Figure 1 shows that 5,10,20,50 mg/kg caffeine has an effect on the forced-swim test, but not as strong as imipramine. Table 1 shows that the same doses of caffeine don’t make the mice more active in their cage, which might help address your concern.
"Table 1 shows that the same doses of caffeine don’t make the mice more active in their cage"

As a former rat owner, and a former locked-up felon, if a rat (or human) is in a cage, it tends to know and act like it's in one. Caffeine isn't going to make you suddenly more energetic in your cage unless you've got some other underlying issues, so that part of the study is instantly suspect.
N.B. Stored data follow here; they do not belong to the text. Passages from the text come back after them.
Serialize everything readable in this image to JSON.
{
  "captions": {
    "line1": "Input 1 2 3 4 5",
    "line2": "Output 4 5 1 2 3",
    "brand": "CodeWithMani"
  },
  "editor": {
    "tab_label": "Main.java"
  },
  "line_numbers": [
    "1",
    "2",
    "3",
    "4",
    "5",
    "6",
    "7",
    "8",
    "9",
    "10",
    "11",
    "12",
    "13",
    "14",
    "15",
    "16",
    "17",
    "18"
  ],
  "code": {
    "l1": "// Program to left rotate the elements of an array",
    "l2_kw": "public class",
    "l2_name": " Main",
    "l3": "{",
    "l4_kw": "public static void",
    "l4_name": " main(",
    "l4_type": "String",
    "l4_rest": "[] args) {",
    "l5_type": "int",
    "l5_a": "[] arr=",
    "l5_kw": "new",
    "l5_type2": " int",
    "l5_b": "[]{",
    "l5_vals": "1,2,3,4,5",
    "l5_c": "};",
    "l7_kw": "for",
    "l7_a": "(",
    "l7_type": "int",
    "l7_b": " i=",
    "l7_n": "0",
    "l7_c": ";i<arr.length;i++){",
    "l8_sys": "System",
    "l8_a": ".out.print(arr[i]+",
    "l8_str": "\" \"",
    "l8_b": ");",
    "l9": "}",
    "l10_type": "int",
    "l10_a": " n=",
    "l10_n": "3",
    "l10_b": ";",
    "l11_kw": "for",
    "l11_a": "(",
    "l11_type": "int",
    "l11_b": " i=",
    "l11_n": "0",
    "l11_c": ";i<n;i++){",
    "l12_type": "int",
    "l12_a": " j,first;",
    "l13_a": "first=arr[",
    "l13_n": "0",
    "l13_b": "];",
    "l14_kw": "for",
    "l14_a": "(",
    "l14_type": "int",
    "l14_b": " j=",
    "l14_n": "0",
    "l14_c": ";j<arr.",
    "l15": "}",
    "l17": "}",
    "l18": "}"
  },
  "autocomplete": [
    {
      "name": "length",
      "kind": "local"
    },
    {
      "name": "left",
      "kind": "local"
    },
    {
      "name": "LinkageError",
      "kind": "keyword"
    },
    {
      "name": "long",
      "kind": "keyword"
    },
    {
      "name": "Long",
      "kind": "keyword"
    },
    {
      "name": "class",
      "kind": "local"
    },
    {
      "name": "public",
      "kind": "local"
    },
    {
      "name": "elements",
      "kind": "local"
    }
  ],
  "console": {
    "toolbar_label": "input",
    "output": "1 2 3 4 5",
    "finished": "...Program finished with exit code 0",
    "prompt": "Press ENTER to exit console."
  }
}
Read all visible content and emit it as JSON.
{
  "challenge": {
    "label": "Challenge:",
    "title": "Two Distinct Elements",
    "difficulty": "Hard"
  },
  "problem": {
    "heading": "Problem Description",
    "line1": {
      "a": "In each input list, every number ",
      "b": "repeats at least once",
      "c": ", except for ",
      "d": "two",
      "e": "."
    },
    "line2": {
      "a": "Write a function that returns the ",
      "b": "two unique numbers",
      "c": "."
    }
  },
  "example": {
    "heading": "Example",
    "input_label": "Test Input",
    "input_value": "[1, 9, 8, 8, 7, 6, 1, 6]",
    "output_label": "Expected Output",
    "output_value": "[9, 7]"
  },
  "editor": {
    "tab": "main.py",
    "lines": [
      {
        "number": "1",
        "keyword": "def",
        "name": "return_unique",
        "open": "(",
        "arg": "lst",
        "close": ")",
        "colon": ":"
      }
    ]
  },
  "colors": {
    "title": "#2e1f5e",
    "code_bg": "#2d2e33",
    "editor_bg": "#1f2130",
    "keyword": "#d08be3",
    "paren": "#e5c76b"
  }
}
Mice will run for miles (literally!) if there’s a treadmill or wheel in their cage. I could certainly imagine there’s some sort of multiplicative effect, where a substances causes (say) a 1.2x increase in activity, but that’s also not really how caffeine hits me: too much and I’m nonspecifically jittery.

Regardless, that could certainly explain the caffeine-only part, but it’s harder to square with the caffeine*anti-depressant effect.

You’re probably right, but that’s an anecdote, not scientific evidence.
I had thousands of other data points in the GP cell right there with me. Plenty of scientific basis for my conclusion, as I had a good 50 weeks to observe.